Scalar Multiple of Convergent Net in Topological Vector Space is Convergent
Theorem
Let $K$ be a topological field.
Let $X$ be a topological vector space over $K$.
Let $\struct {\Lambda, \preceq}$ be a directed set.
Let $x \in X$ and $\mu \in K$.
Let $\family {x_\lambda}_{\lambda \in \Lambda}$ be a net converging to $x$.
Then $\family {\mu x_\lambda}_{\lambda \in \Lambda}$ converges to $\mu x$.
Proof
For ease of reading, let $\succeq$ be the inverse relation of $\preceq$.

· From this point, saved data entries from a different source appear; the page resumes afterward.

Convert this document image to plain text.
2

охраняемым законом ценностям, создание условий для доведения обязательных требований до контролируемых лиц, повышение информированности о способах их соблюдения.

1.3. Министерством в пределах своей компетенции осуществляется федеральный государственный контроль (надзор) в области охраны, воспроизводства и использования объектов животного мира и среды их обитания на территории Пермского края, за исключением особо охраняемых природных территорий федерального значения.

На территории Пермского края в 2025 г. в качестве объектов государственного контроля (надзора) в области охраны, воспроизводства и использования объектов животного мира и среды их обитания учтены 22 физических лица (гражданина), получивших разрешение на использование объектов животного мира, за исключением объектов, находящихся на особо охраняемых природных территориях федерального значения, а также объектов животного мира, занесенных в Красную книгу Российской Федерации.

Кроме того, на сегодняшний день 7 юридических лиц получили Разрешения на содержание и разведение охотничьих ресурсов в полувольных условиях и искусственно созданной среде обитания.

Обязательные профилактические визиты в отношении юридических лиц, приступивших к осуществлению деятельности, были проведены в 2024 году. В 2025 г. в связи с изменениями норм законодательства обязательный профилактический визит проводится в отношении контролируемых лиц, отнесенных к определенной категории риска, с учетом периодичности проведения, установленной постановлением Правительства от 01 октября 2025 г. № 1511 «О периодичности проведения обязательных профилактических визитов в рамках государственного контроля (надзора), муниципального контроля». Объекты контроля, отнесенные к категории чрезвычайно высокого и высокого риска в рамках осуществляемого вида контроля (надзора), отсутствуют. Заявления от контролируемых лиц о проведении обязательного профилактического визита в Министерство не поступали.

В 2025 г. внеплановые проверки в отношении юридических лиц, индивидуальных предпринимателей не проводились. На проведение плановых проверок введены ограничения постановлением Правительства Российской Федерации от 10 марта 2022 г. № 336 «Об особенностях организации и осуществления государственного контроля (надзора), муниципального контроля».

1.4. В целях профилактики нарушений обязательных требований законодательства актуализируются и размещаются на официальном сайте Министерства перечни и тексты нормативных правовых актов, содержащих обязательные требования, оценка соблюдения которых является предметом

First consider the case $\mu = 0_K$.
Then $\mu x_n = {\mathbf 0}_X$ for each $n \in \N$.
From Constant Net is Convergent, we have that $\mu x_\lambda$ converges to ${\mathbf 0}_X$.
So $\sequence {\lambda x_n}_{n \in \N}$ converges to $\mu x$ for $\mu = 0_K$.
Now take $\mu \ne 0_K$.
Let $U$ be an open neighborhood of $\mu x$.
From Dilation of Open Set in Topological Vector Space is Open, $\mu^{-1} U$ is an open neighborhood of $x$.
Since $\sequence {x_n}_{n \in \N}$ converges, there exists $\lambda_0 \in \Lambda$ such that:
- $x_n \in \mu^{-1} U$ for $\lambda \succeq \lambda_0$.
Then, we have:
- $\mu x_n \in U$ for $\lambda \succeq \lambda_0$.
Since $U$ was an arbitrary open neighborhood of $\mu x$, we have that $\sequence {\mu x_\lambda}_{\lambda \in \Lambda}$ converges to $\mu x$ as required.
$\blacksquare$